No iba a un restaurante ni a una cantina. No iba al parque. Tampoco iba a misa. No le interesaba nada, absolutamente nada. Y nada le importaba. Su única alegría, su verdadera razón vital de cada día fue su perro. 

Se resignó. Aceptó vivir sus días sin María. Es decir, no volvería a intentar suicidarse. Pero nunca logró salir de la oscuridad en la que cayó. Me pregunto si hoy un médico competente y los medicamentos adecuados, desde el principio, no hubieran podido hacer algo o mucho por él. La pastilla correcta le hubiera cambiado/salvado la vida. 

Tenía el párpado cerrado, pero no le pusieron un ojo de vidrio, ni un parche, ni gafas oscuras. No había motivo, no salía de casa. Y ante la insistencia sin fin de la familia para que se incorporara a las comidas del domingo, a las celebraciones de cumpleaños y Navidad, decía que no quería que nadie lo viera en su condición. 

Con el tiempo, la visita de los sobrinos nietos le dieron momentos de entretenimiento y alegría. Cuando asistió con un parche a la fiesta de quince años de la mayor de sus sobrinas, ese fue el verdadero acontecimiento de esa noche. Hacía al menos diez años que no salía de su casa.

Galán en su  juventud, ya viejo recibía la visita de Mercedes, Mechita, ya viuda, amiga o pretendienta de juventud. Ella lo acompañaba un poco, de vez en cuando. No admitía la visita de extraños; no había amigos ni conocidos. 

Ya grande, se tornó amable, empático. Hizo con algunos parientes un viaje a Cantabria, a conocer la tierra de sus padres. Su vuelta al mundo fue tardía y poco fructífera. Tal vez ya era muy tarde.

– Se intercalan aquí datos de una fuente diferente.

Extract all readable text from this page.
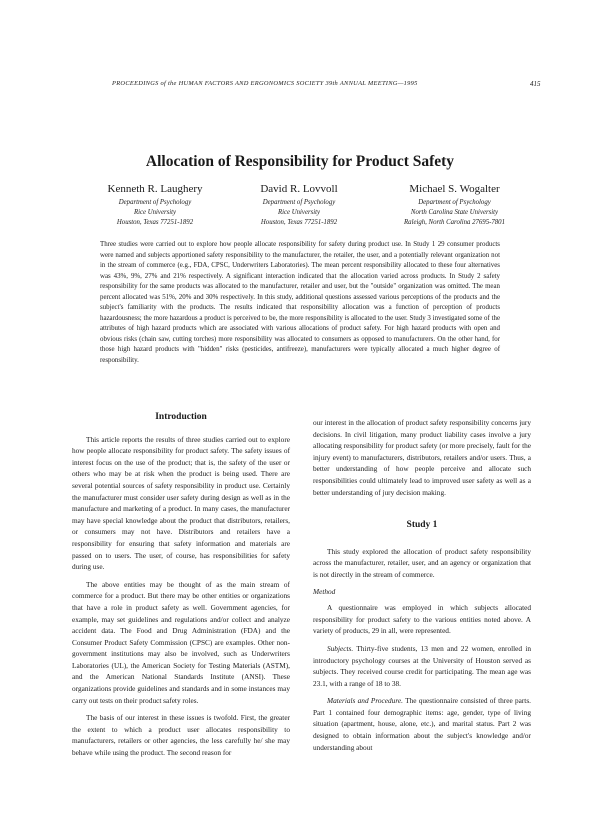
PROCEEDINGS of the HUMAN FACTORS AND ERGONOMICS SOCIETY 39th ANNUAL MEETING—1995	415
Allocation of Responsibility for Product Safety
Kenneth R. Laughery
Department of Psychology
Rice University
Houston, Texas 77251-1892
David R. Lovvoll
Department of Psychology
Rice University
Houston, Texas 77251-1892
Michael S. Wogalter
Department of Psychology
North Carolina State University
Raleigh, North Carolina 27695-7801
Three studies were carried out to explore how people allocate responsibility for safety during product use. In Study 1 29 consumer products were named and subjects apportioned safety responsibility to the manufacturer, the retailer, the user, and a potentially relevant organization not in the stream of commerce (e.g., FDA, CPSC, Underwriters Laboratories). The mean percent responsibility allocated to these four alternatives was 43%, 9%, 27% and 21% respectively. A significant interaction indicated that the allocation varied across products. In Study 2 safety responsibility for the same products was allocated to the manufacturer, retailer and user, but the "outside" organization was omitted. The mean percent allocated was 51%, 20% and 30% respectively. In this study, additional questions assessed various perceptions of the products and the subject's familiarity with the products. The results indicated that responsibility allocation was a function of perception of products hazardousness; the more hazardous a product is perceived to be, the more responsibility is allocated to the user. Study 3 investigated some of the attributes of high hazard products which are associated with various allocations of product safety. For high hazard products with open and obvious risks (chain saw, cutting torches) more responsibility was allocated to consumers as opposed to manufacturers. On the other hand, for those high hazard products with "hidden" risks (pesticides, antifreeze), manufacturers were typically allocated a much higher degree of responsibility.
Introduction

This article reports the results of three studies carried out to explore how people allocate responsibility for product safety. The safety issues of interest focus on the use of the product; that is, the safety of the user or others who may be at risk when the product is being used. There are several potential sources of safety responsibility in product use. Certainly the manufacturer must consider user safety during design as well as in the manufacture and marketing of a product. In many cases, the manufacturer may have special knowledge about the product that distributors, retailers, or consumers may not have. Distributors and retailers have a responsibility for ensuring that safety information and materials are passed on to users. The user, of course, has responsibilities for safety during use.

The above entities may be thought of as the main stream of commerce for a product. But there may be other entities or organizations that have a role in product safety as well. Government agencies, for example, may set guidelines and regulations and/or collect and analyze accident data. The Food and Drug Administration (FDA) and the Consumer Product Safety Commission (CPSC) are examples. Other non-government institutions may also be involved, such as Underwriters Laboratories (UL), the American Society for Testing Materials (ASTM), and the American National Standards Institute (ANSI). These organizations provide guidelines and standards and in some instances may carry out tests on their product safety roles.

The basis of our interest in these issues is twofold. First, the greater the extent to which a product user allocates responsibility to manufacturers, retailers or other agencies, the less carefully he/ she may behave while using the product. The second reason for

our interest in the allocation of product safety responsibility concerns jury decisions. In civil litigation, many product liability cases involve a jury allocating responsibility for product safety (or more precisely, fault for the injury event) to manufacturers, distributors, retailers and/or users. Thus, a better understanding of how people perceive and allocate such responsibilities could ultimately lead to improved user safety as well as a better understanding of jury decision making.

Study 1

This study explored the allocation of product safety responsibility across the manufacturer, retailer, user, and an agency or organization that is not directly in the stream of commerce.

Method

A questionnaire was employed in which subjects allocated responsibility for product safety to the various entities noted above. A variety of products, 29 in all, were represented.

Subjects. Thirty-five students, 13 men and 22 women, enrolled in introductory psychology courses at the University of Houston served as subjects. They received course credit for participating. The mean age was 23.1, with a range of 18 to 38.

Materials and Procedure. The questionnaire consisted of three parts. Part 1 contained four demographic items: age, gender, type of living situation (apartment, house, alone, etc.), and marital status. Part 2 was designed to obtain information about the subject's knowledge and/or understanding about
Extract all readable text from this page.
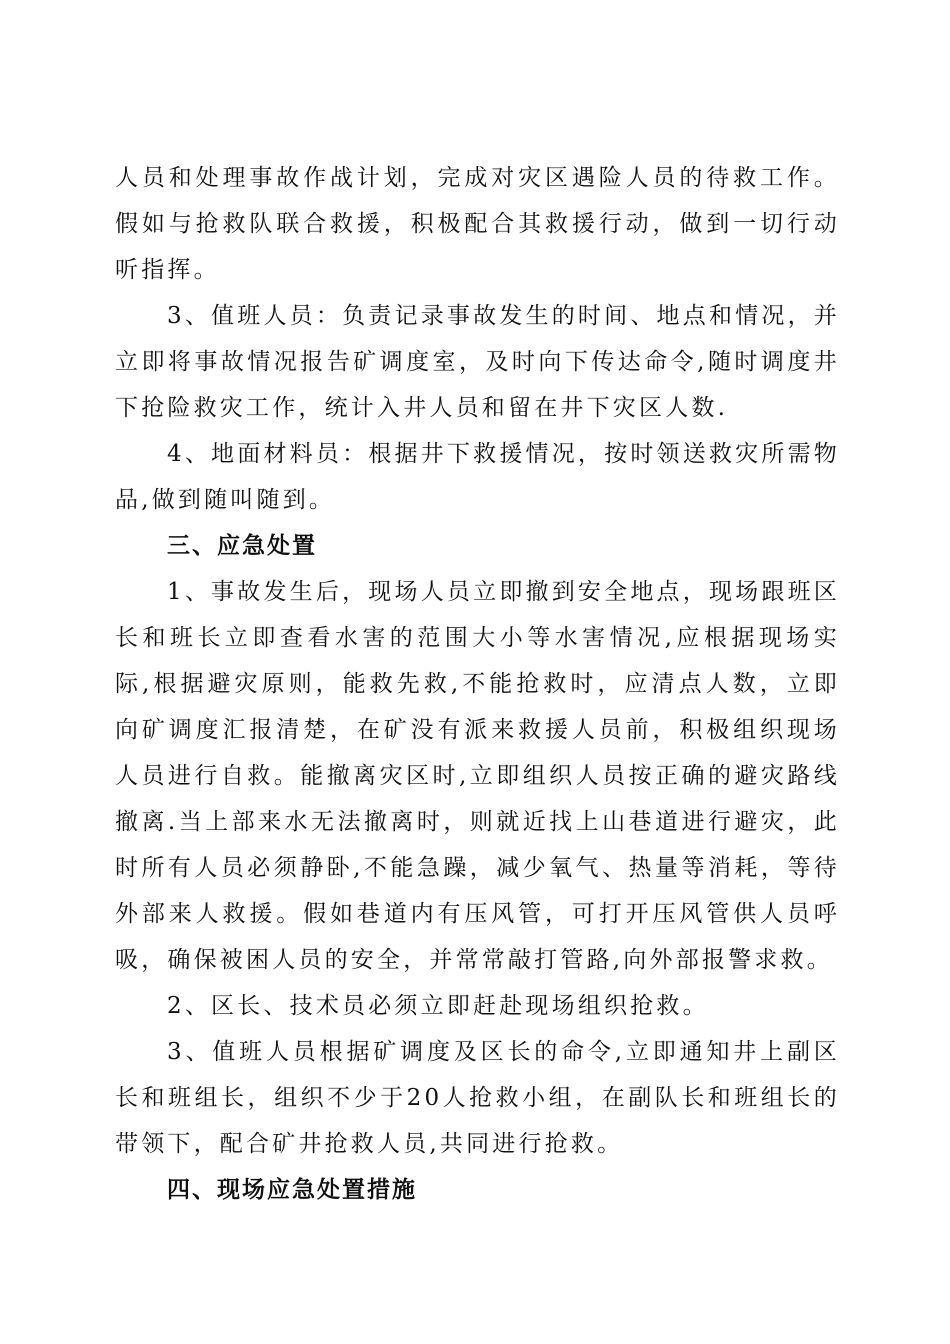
人员和处理事故作战计划，完成对灾区遇险人员的待救工作。假如与抢救队联合救援，积极配合其救援行动，做到一切行动听指挥。

3、值班人员：负责记录事故发生的时间、地点和情况，并立即将事故情况报告矿调度室，及时向下传达命令,随时调度井下抢险救灾工作，统计入井人员和留在井下灾区人数.

4、地面材料员：根据井下救援情况，按时领送救灾所需物品,做到随叫随到。

三、应急处置

1、事故发生后，现场人员立即撤到安全地点，现场跟班区长和班长立即查看水害的范围大小等水害情况,应根据现场实际,根据避灾原则，能救先救,不能抢救时，应清点人数，立即向矿调度汇报清楚，在矿没有派来救援人员前，积极组织现场人员进行自救。能撤离灾区时,立即组织人员按正确的避灾路线撤离.当上部来水无法撤离时，则就近找上山巷道进行避灾，此时所有人员必须静卧,不能急躁，减少氧气、热量等消耗，等待外部来人救援。假如巷道内有压风管，可打开压风管供人员呼吸，确保被困人员的安全，并常常敲打管路,向外部报警求救。

2、区长、技术员必须立即赶赴现场组织抢救。

3、值班人员根据矿调度及区长的命令,立即通知井上副区长和班组长，组织不少于20人抢救小组，在副队长和班组长的带领下，配合矿井抢救人员,共同进行抢救。

四、现场应急处置措施
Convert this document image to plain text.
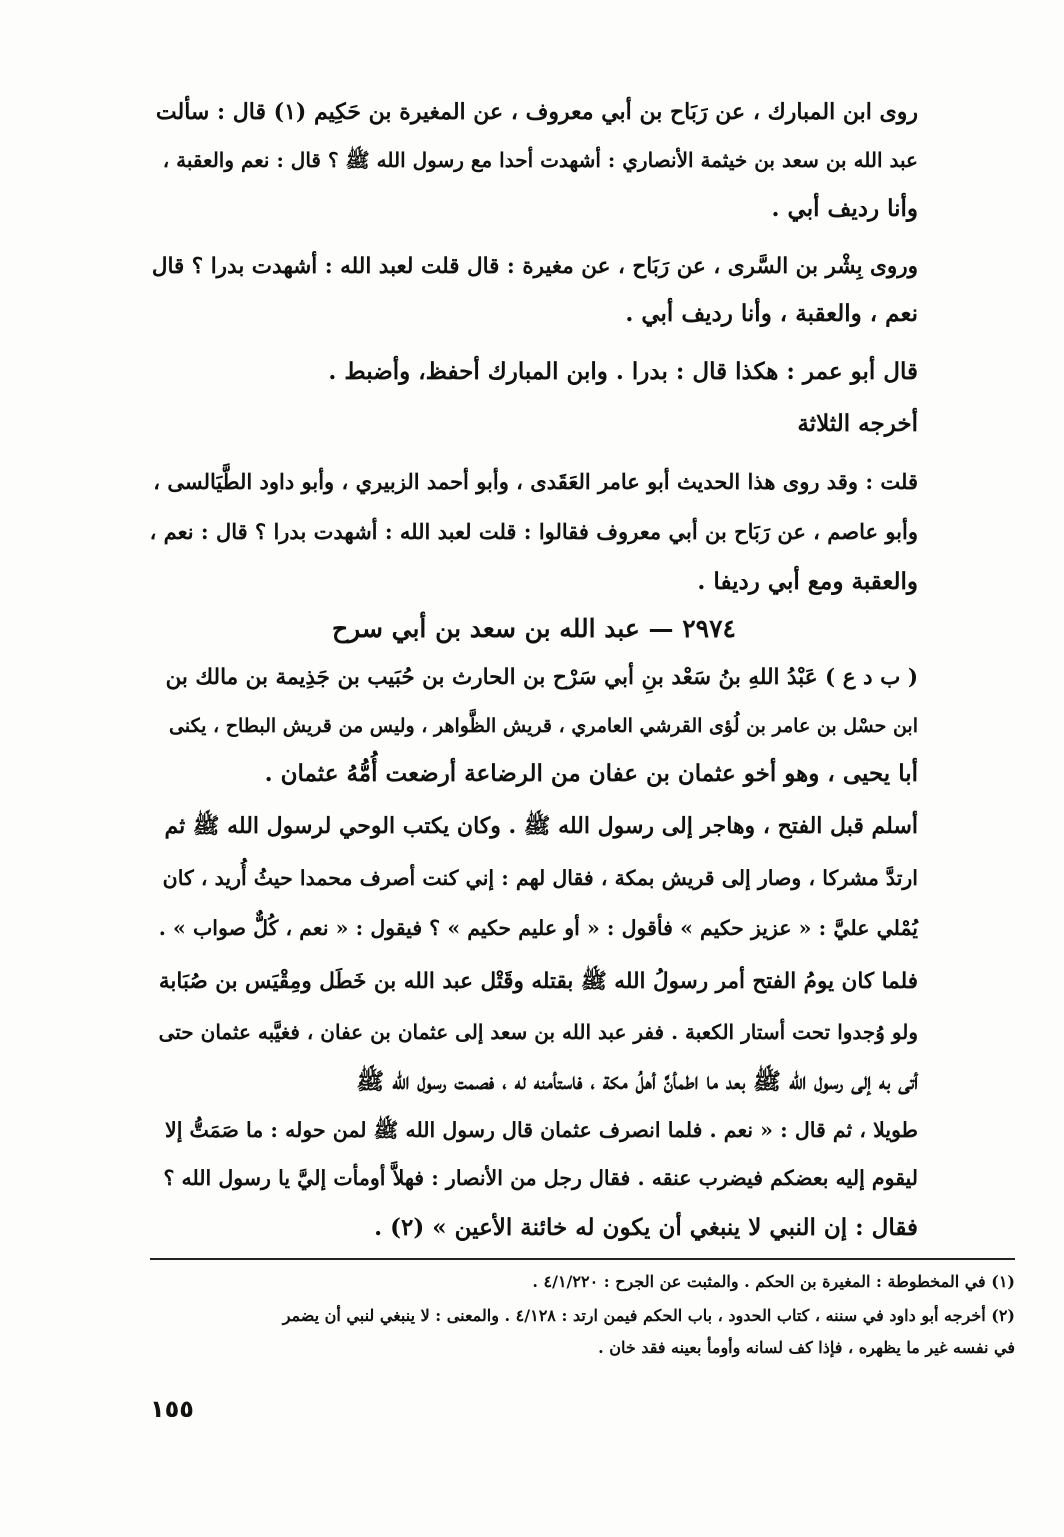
روى ابن المبارك ، عن رَبَاح بن أبي معروف ، عن المغيرة بن حَكِيم (١) قال : سألت
عبد الله بن سعد بن خيثمة الأنصاري : أشهدت أحدا مع رسول الله ﷺ ؟ قال : نعم والعقبة ،
وأنا رديف أبي .
وروى بِشْر بن السَّرى ، عن رَبَاح ، عن مغيرة : قال قلت لعبد الله : أشهدت بدرا ؟ قال
نعم ، والعقبة ، وأنا رديف أبي .
قال أبو عمر : هكذا قال : بدرا . وابن المبارك أحفظ، وأضبط .
أخرجه الثلاثة
قلت : وقد روى هذا الحديث أبو عامر العَقَدى ، وأبو أحمد الزبيري ، وأبو داود الطَّيَالسى ،
وأبو عاصم ، عن رَبَاح بن أبي معروف فقالوا : قلت لعبد الله : أشهدت بدرا ؟ قال : نعم ،
والعقبة ومع أبي رديفا .
٢٩٧٤ — عبد الله بن سعد بن أبي سرح
( ب د ع ) عَبْدُ اللهِ بنُ سَعْد بنِ أبي سَرْح بن الحارث بن حُبَيب بن جَذِيمة بن مالك بن
ابن حسْل بن عامر بن لُؤى القرشي العامري ، قريش الظَّواهر ، وليس من قريش البطاح ، يكنى
أبا يحيى ، وهو أخو عثمان بن عفان من الرضاعة أرضعت أُمُّهُ عثمان .
أسلم قبل الفتح ، وهاجر إلى رسول الله ﷺ . وكان يكتب الوحي لرسول الله ﷺ ثم
ارتدَّ مشركا ، وصار إلى قريش بمكة ، فقال لهم : إني كنت أصرف محمدا حيثُ أُريد ، كان
يُمْلي عليَّ : « عزيز حكيم » فأقول : « أو عليم حكيم » ؟ فيقول : « نعم ، كُلٌّ صواب » .
فلما كان يومُ الفتح أمر رسولُ الله ﷺ بقتله وقَتْل عبد الله بن خَطَل ومِقْيَس بن صُبَابة
ولو وُجدوا تحت أستار الكعبة . ففر عبد الله بن سعد إلى عثمان بن عفان ، فغيَّبه عثمان حتى
أتى به إلى رسول الله ﷺ بعد ما اطمأنَّ أهلُ مكة ، فاستأمنه له ، فصمت رسول الله ﷺ
طويلا ، ثم قال : « نعم . فلما انصرف عثمان قال رسول الله ﷺ لمن حوله : ما صَمَتُّ إلا
ليقوم إليه بعضكم فيضرب عنقه . فقال رجل من الأنصار : فهلاَّ أومأت إليَّ يا رسول الله ؟
فقال : إن النبي لا ينبغي أن يكون له خائنة الأعين » (٢) .
(١) في المخطوطة : المغيرة بن الحكم . والمثبت عن الجرح : ٤/١/٢٢٠ .
(٢) أخرجه أبو داود في سننه ، كتاب الحدود ، باب الحكم فيمن ارتد : ٤/١٢٨ . والمعنى : لا ينبغي لنبي أن يضمر
في نفسه غير ما يظهره ، فإذا كف لسانه وأومأ بعينه فقد خان .
١٥٥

Su encierro tal vez había durado cerca de treinta años. 

Tengo el vago recuerdo infantil de haberlo visto un domingo en la tarde, solo, abandonado, sentado en el escalón del zaguán de su casa. Eso es todo. 

Enfermó. Su hermano Ramón estaba de viaje con su mujer. Sus sobrinos lo llevaron a un hospital. Lloró. Alguien lo vio llorar. Tal vez por su vida, por su tragedia, por el recuerdo de María. Murió solo, nadie lo acompañó en el trance trascendente. Murió como vivió. Mi tío Salvador cuando se fue tendría, tal vez, me dice mi madre, setenta y cinco años.